Si si la famille
De Simon Liberati, ed Grasset (2016)
La nuit du 9 août 1969, trois femmes et un homme pénètrent dans la maison de Sharon Tate, dans les quartiers huppés des hauteurs de Los Angeles et assassinent sauvagement tous ses occupants. Le lendemain le couple LaBianca subira les mêmes atrocités.
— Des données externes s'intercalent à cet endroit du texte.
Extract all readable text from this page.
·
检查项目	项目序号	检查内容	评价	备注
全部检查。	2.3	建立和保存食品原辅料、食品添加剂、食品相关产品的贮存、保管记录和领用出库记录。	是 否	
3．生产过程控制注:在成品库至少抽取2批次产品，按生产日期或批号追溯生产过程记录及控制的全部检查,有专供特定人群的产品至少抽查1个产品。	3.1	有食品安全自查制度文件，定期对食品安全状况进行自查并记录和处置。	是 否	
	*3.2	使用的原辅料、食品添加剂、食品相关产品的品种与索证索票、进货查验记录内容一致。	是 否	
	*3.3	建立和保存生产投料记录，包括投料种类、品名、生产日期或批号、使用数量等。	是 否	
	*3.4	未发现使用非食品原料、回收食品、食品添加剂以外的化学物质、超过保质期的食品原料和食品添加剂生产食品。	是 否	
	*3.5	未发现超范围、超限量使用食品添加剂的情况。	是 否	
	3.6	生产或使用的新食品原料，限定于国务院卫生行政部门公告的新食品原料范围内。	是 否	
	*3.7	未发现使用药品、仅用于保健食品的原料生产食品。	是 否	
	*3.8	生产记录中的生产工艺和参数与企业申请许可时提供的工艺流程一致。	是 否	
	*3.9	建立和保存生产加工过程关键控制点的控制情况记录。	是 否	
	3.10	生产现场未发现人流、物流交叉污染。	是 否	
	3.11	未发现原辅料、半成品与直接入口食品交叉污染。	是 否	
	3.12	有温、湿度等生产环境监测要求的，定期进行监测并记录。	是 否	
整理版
Ces deux nuits de barbarie signeront la fin du « Summer of Love » et le début d'une forme de fascination pour ceux que l'on appelle La Famille Manson.
Cette année la rentrée littéraire nous offre deux romans sur le sujet, dont California Girls par Simon Libérati.
Comme d'autres, l'auteur a été très longtemps obnubilé par cette affaire, de cette obsession il a récolté un savoir quasi exhaustif sur tout ce qui concerne les soirs des meurtres, mais surtout leurs auteurs. Il s'agit alors de retracer ces trente six heures de cauchemar.
Simon Libérati choisit la technique de l'immersion, collant le lecteur aux protagonistes, ces California Girls dont on connaît déjà la terrible destinée.
Le malaise s'installe au premier dialogue où une jeune fille décrit hilare un précédent meurtre. Et de suite il y a ce côté viscéral qui ne quittera jamais le récit, la description de la crasse, des odeurs corporelles, le sexe à outrance et le défilé des maladies vénériennes.
Et l'on découvre ces jeunes filles errant, sourire béat aux lèvres, dans un no man's land psychologique, et qui ont donné corps et âmes à leur gourou, Charles Manson. Ancien délinquant et proxénète, avec une enfance passée au hachoir et une adolescence passée dans les pires prisons du pays, Manson sait tout de la manipulation mentale apte à garder enferrés de pauvres hères dans un univers dont il est le centre.
Les heures passent, chaque page plante un peu plus ce décor fait de soumission, de drogues, de violence, et qui pourtant semble la normalité voire même le cocon bienfaiteur de ces futurs meurtriers. Tous sont tenus par le gourou, mais tous y trouvent une raison de vivre.
Et le lecteur ? Il est sous un
dôme, avec eux.
« C'est dans ce sentiment de
réclusion que je voulais faire baigner l'ensemble de la fiction1 »
dit Liberati, et dans ce sens c'est une terrible réussite.
Puis plus tard les pages qui relatent le massacre où comme le dit Libérati « ce que je voulais [...] c'est rendre compte [...] de la difficulté physique qu'il y a à tuer avec un petit canif un homme vigoureux quand on est une jeune femme de 45 kg et que l'on est contraint de revenir frapper, frapper sans cesse.2 ».
Et de nouveau être au plus près des meurtriers et de leurs victimes, ou chaque geste, chaque bruit d'un corps qui meurt, chaque sensation d'un couteau qui lacère est relaté. La sobriété de l'écriture, le côté documentaire de ces scènes nous emmène directement dans l'oeil du cyclone, à l'os du cauchemar.
Pour autant ce texte se lit d'une
traite, en apnée prolongée. On pense à De sang froid de
Truman Capote et à L'Adversaire d'Emmanuel Carrère, à
cette littérature qui se frotte aux monstres dans des enquêtes
hyper documentées et pour tout dire assez passionnantes.
A noter qu'un autre roman traite de ce sujet, d'une façon différente, mais qui a aussi marqué les esprit lors de sa récente sortie.